2011年7月15日金曜日

小さいことは良いことだ?

清少納言は『枕草子』で、「ちいさきものはみなうつくし」と書いています。これはある本によると、日本人のモノに対する文化的特徴をよく表しているそうです。つまり日本人は、何でも小さく、軽く、薄くすることに美を感じるようです。

たとえば薄型テレビ。以前のように分厚いブラウン管のテレビではなく、液晶ディスプレイなど極限まで薄くすることにその技術を結集していますし、ケータイやパソコン、またはデジタルカメラなども全て小さく、軽く、薄くなってきています。折り畳み傘や、扇や団扇(うちわ)などをコンパクトに畳めるようにした扇子(せんす)なども、日本人の発明です。

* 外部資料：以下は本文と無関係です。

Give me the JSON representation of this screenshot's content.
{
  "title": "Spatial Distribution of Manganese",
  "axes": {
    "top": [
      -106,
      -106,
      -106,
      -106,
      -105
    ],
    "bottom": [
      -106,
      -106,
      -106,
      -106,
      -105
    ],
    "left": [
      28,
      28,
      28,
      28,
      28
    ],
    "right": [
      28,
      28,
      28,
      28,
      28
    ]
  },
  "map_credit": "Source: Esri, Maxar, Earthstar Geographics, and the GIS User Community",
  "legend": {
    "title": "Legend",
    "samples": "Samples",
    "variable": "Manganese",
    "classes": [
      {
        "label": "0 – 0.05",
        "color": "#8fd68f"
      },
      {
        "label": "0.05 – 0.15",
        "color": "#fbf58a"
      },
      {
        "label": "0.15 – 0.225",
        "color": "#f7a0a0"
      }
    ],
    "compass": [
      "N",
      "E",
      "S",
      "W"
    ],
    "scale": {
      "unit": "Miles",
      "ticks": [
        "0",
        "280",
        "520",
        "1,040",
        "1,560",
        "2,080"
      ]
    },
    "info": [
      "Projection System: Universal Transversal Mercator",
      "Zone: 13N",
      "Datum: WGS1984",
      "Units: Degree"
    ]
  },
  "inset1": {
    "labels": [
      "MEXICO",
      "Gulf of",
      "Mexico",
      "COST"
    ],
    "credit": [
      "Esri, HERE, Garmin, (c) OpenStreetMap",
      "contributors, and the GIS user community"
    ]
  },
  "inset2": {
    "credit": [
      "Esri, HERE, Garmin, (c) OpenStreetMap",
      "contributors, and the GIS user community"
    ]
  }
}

それに比べてアメリカ人は、対照的に何でも大きくすることに喜びを感じる国民性のようです。アメリカに行くたびに、見るもの全てそのスケールの大きさに驚いてしまいます。日本とアメリカとの国土の広さの違いも、それぞれの国民性に影響を及ぼしているのかもしれません。

この日本人の特徴的な意識が明瞭に表れているとして有名なのが、石川啄木の次の歌です。

「東海の 小島の磯の 白砂に われ泣きぬれて 蟹(かに)とたわむる」

広大な海から小島、磯、砂浜へとアングルは次第に小さくなってゆき、最後は一匹の蟹と一滴の涙へと凝縮されていきます。まさしくこれは、日本人が無意識に感じている心の動きではないでしょうか。この国民性は、同じアジア人でも中国人や韓国人にもない日本人だけがもつ特徴のようです。不思議です。